This dissociation in inflectional morphology has been argued to stem from an
internal and innate morphological constraint as it is thought that the input to which
English speaking children are exposed is insufficient to signal that regular plurals are
prohibited in compounds but irregulars might be allowed (Marcus, Brinkmann,
Clahsen, Weise & Pinker, 1995). In addition, this dissociation in English compounds
has been invoked to support the idea that regular and irregular morphology are
mediated by separate cognitive systems (Pinker, 1999).

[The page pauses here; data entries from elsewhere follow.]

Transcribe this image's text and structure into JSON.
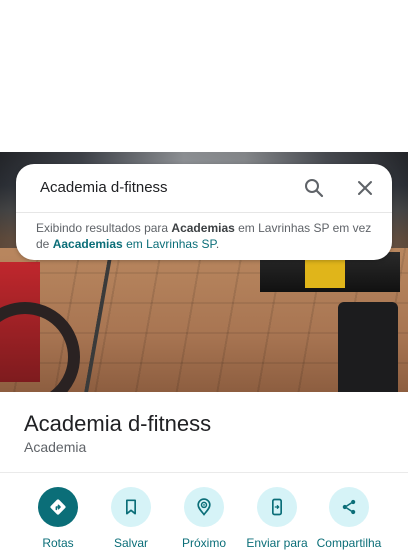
{
  "search": {
    "query": "Academia d-fitness",
    "notice_prefix": "Exibindo resultados para ",
    "notice_term": "Academias",
    "notice_middle": " em Lavrinhas SP em vez de ",
    "notice_link_term": "Aacademias",
    "notice_link_rest": " em Lavrinhas SP",
    "notice_suffix": "."
  },
  "place": {
    "name": "Academia d-fitness",
    "category": "Academia"
  },
  "actions": [
    {
      "label": "Rotas",
      "icon": "directions-icon"
    },
    {
      "label": "Salvar",
      "icon": "bookmark-icon"
    },
    {
      "label": "Próximo",
      "icon": "nearby-icon"
    },
    {
      "label": "Enviar para",
      "icon": "send-to-phone-icon"
    },
    {
      "label": "Compartilha",
      "icon": "share-icon"
    }
  ],
  "colors": {
    "accent": "#0b6e78",
    "action_bg": "#d6f3f7"
  }
}
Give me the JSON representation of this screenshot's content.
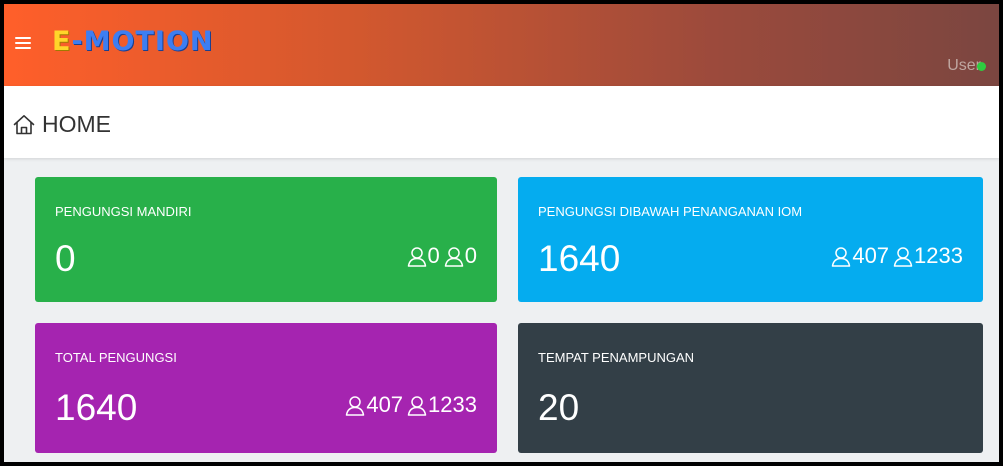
{
  "app": {
    "logo_prefix": "E",
    "logo_rest": "-MOTION",
    "user_label": "User",
    "user_status_color": "#2ecc40"
  },
  "breadcrumb": {
    "icon": "home-icon",
    "label": "HOME"
  },
  "cards": [
    {
      "title": "PENGUNGSI MANDIRI",
      "value": "0",
      "male": "0",
      "female": "0",
      "color": "#28b04a"
    },
    {
      "title": "PENGUNGSI DIBAWAH PENANGANAN IOM",
      "value": "1640",
      "male": "407",
      "female": "1233",
      "color": "#05acef"
    },
    {
      "title": "TOTAL PENGUNGSI",
      "value": "1640",
      "male": "407",
      "female": "1233",
      "color": "#a524b0"
    },
    {
      "title": "TEMPAT PENAMPUNGAN",
      "value": "20",
      "color": "#333f47"
    }
  ]
}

It is argued in this thesis
however, that the constraint on English compounds can be derived from the general
frequencies and patterns in which the two types of plural (regular and irregular) and
the possessive morpheme occur in the input. In English both plurality (on regular
nouns) and possession are denoted by a [-s] morpheme. It is argued that the
constraint on the use of plurals in English compounds occurs because of competition
between these two identical morphemes. Regular plurals are excluded before a
second noun because the pattern -noun-[-sJ morpheme- noun- is reserved for
marking possession in English. Irregular plurals do not end in the [-s] morpheme and
as such do not compete with the possessive marker and consequently may be
optionally included in compounds. Interestingly, plurals are allowed in compounds
in other languages where this competitive relationship does not exist (e. g. Dutch
(Schreuder, Neijt, van der Weide & Baayen, 1998) and French (Murphy, 2000). As
well as not being in competition with the possessive structure irregular plurals also
occur relatively infrequently in the input compared to regular plurals. This
imbalance between the frequency of regular and irregular plurals in compounds also
affects the way the two types of plural are treated in compounds. Thus there is no
need for an innate mechanism to explain the treatment of plurals in English
compounds. There is enough evidence available in the input to constrain the
formation of compound words in English
- …